Smart contracts vary widely across ecosystems and languages. How does Octane ensure that its models remain effective across these diverse environments?
A lot of vulnerabilities follow common patterns regardless of the specific language or ecosystem. This lets us build models that can effectively spot these vulnerabilities across different codebases.
We design our models to focus on the basic security principles that apply broadly across smart contract systems, while accounting for the specific features of different languages. This approach helps us stay effective across various environments without having to rebuild everything for each new language.
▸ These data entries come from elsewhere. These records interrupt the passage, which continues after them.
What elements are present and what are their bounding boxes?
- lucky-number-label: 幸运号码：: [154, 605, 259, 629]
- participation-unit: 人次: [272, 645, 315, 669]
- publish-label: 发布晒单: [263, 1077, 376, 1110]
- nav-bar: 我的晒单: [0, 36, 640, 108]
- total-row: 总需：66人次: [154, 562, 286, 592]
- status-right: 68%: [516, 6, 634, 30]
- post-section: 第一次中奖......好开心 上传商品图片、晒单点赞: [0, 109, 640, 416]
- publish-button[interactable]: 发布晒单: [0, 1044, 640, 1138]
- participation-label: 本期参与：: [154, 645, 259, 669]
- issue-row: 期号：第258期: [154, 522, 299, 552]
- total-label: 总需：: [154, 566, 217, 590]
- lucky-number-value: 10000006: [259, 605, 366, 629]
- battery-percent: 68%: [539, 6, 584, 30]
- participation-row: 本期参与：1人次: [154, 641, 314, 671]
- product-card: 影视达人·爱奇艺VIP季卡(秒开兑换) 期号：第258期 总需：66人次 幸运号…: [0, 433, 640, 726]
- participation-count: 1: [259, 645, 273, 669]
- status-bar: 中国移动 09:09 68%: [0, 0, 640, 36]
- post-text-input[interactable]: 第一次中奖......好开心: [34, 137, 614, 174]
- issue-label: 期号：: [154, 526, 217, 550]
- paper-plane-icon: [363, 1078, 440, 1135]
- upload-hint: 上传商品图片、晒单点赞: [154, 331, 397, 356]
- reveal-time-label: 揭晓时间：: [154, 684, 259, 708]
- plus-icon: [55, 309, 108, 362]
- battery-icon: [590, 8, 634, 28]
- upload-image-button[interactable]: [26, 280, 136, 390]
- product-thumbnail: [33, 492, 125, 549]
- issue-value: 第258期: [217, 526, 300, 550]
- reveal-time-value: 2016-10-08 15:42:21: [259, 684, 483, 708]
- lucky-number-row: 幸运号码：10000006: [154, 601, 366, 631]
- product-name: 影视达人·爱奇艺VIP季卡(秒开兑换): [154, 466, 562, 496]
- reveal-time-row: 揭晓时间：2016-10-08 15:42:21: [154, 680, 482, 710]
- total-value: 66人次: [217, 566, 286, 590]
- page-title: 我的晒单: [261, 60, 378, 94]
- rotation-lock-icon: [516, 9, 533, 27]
By focusing on the core patterns of vulnerabilities rather than surface-level details, we’ve built models that can adapt to the diverse world of smart contract development.
AI-based security tools often face skepticism around explainability. How does Octane ensure that vulnerability classifications and alerts are actionable for developers?
We’ve put a lot of work into our back-end validation process to verify vulnerabilities through additional checks.
We carefully sort our findings to separate critical vulnerabilities (that could actually impact the codebase) from less severe issues or warnings that represent best practices. This categorization helps developers focus on what matters most.
Our UI is designed to be simple and clear, highlighting the most serious issues so they get immediate attention instead of being buried in a bunch of less important alerts. By giving clear explanations and focusing on what’s actionable, we make sure developers can quickly understand and fix the vulnerabilities we find.